Lontong disiapkan malam hari. Dari jam sebelas atau dua belas. Diproses menggunakan tiga dandang besar. Pak Pangat mengolah sendiri lontongnya.
"Harus saya masak dan awasi sendiri selama empat jam. Memang  terpaksa begadang. Lebih dari empat ratus lontong di masak setiap malam. Saya betah melek asal ditemani rokok Sukun, kopi, dan sesekali mendengarkan wayang kulit," ujar Pak Pangat sambil menghisap rokoknya dalam-dalam.

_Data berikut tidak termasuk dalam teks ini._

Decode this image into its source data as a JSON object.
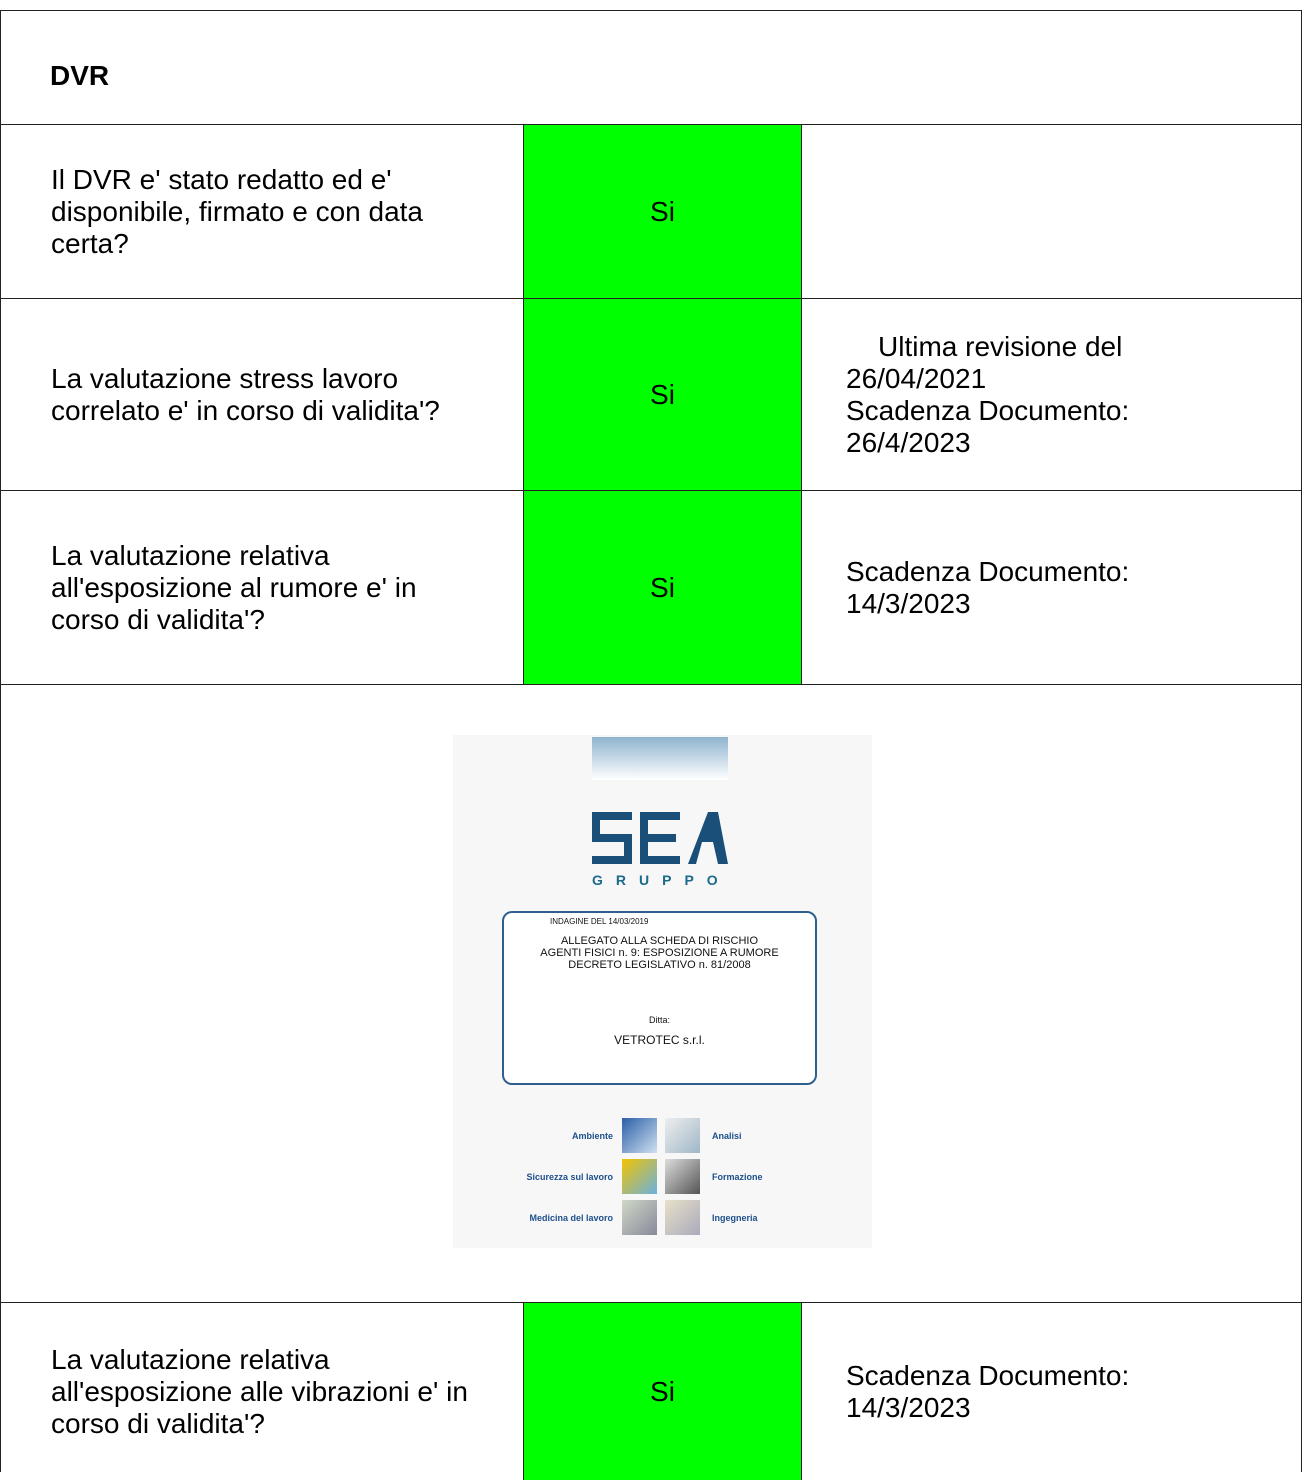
{
  "header": {
    "title": "DVR"
  },
  "table": {
    "rows": [
      {
        "question": "Il DVR e' stato redatto ed e' disponibile, firmato e con data certa?",
        "answer": "Si",
        "notes": []
      },
      {
        "question": "La valutazione stress lavoro correlato e' in corso di validita'?",
        "answer": "Si",
        "notes": [
          "Ultima revisione del",
          "26/04/2021",
          "Scadenza Documento:",
          "26/4/2023"
        ]
      },
      {
        "question": "La valutazione relativa all'esposizione al rumore e' in corso di validita'?",
        "answer": "Si",
        "notes": [
          "Scadenza Documento:",
          "14/3/2023"
        ]
      },
      {
        "question": "La valutazione relativa all'esposizione alle vibrazioni e' in corso di validita'?",
        "answer": "Si",
        "notes": [
          "Scadenza Documento:",
          "14/3/2023"
        ]
      }
    ]
  },
  "image": {
    "brand": "GRUPPO",
    "survey": "INDAGINE DEL 14/03/2019",
    "heading": [
      "ALLEGATO ALLA SCHEDA DI RISCHIO",
      "AGENTI FISICI n. 9: ESPOSIZIONE A RUMORE",
      "DECRETO LEGISLATIVO n. 81/2008"
    ],
    "company_label": "Ditta:",
    "company": "VETROTEC s.r.l.",
    "services": [
      "Ambiente",
      "Analisi",
      "Sicurezza sul lavoro",
      "Formazione",
      "Medicina del lavoro",
      "Ingegneria"
    ]
  }
}
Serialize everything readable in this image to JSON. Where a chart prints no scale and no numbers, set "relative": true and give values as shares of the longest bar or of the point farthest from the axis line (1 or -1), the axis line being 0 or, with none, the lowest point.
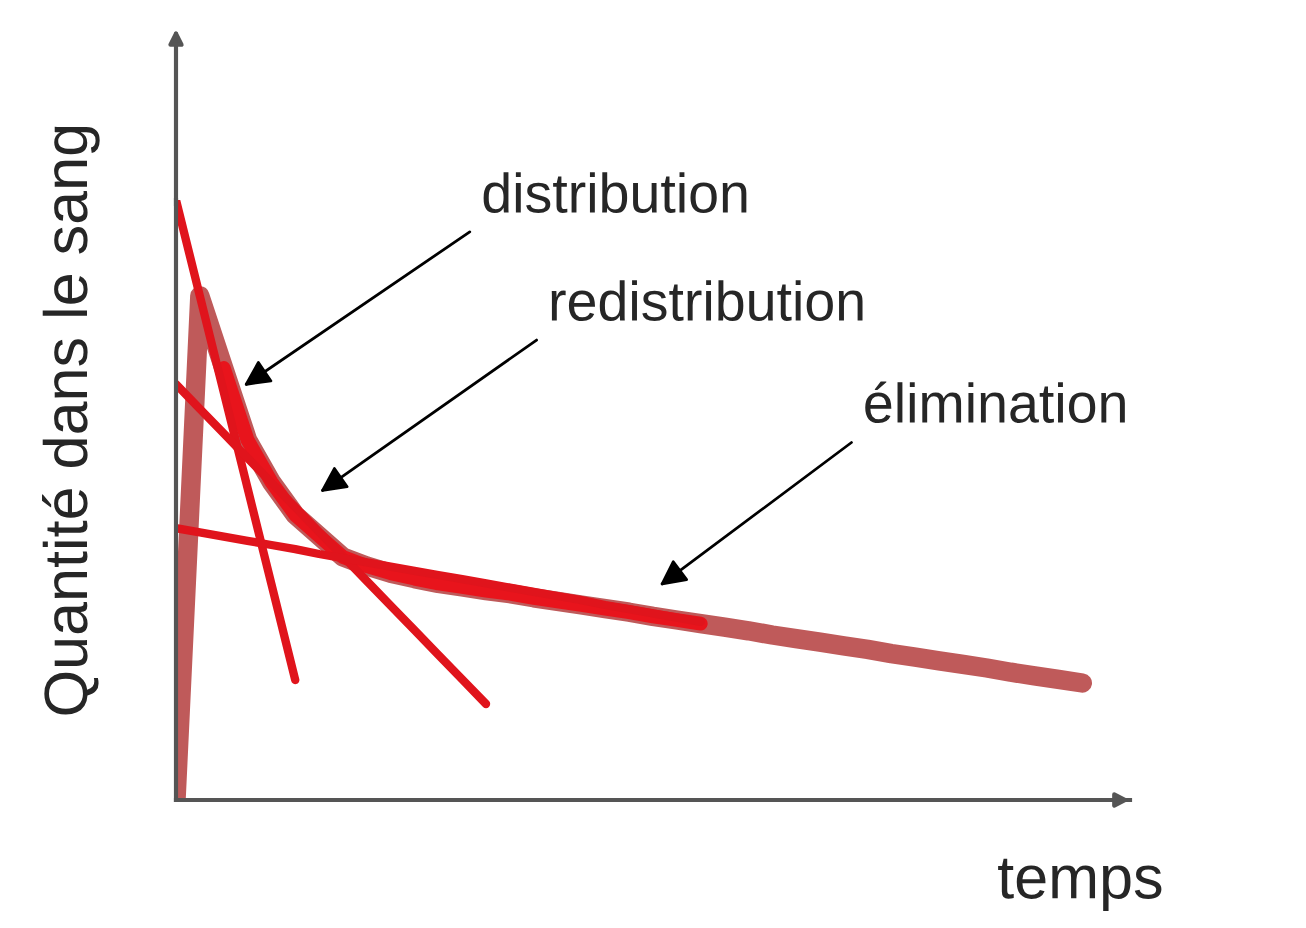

Selanjutnya lontong olahan Pak Pangat, disajikan bersama opor ayam kampung. Penikmat kuliner yang datang dipersilakan memotong sendiri dengan pisau kecil yang disertakan  dalam nampan lontong.
"Lontongnya terasa gurih, padat,  dan kenyal. Pas jika disiram dengan kuah opor kental. Rasanya maknyus. Tapi bagi yang tak suka pedas harus hati-hati dengan jebakan batman, keceplus cabe rawit isa megap-megap," kelakar Mas Noereska sebagai komandan perjalanan.
Pak Pangat pernah mengembara ke Kalideres, Jakarta, selama beberapa tahun, bekerja sebagai buruh  pabrik kertas. Pulang  setelah tahun 1997 dan membeli tanah yang sekarang di atasnya berdiri warung lontong opor Pak Pangat, di desa Ngloram, kecamatan Cepu, kabupaten Blora, Jawa Tengah. Di sinilah ia bersama Sutinah  merintis lontong opor untuk menghidupi keluarga.
Hidup Pak Pangat seperti pohon jati, memiliki keteguhan hati, kesejatian, tidak mudah diombang-ambingkan  hal-hal yang tidak baik.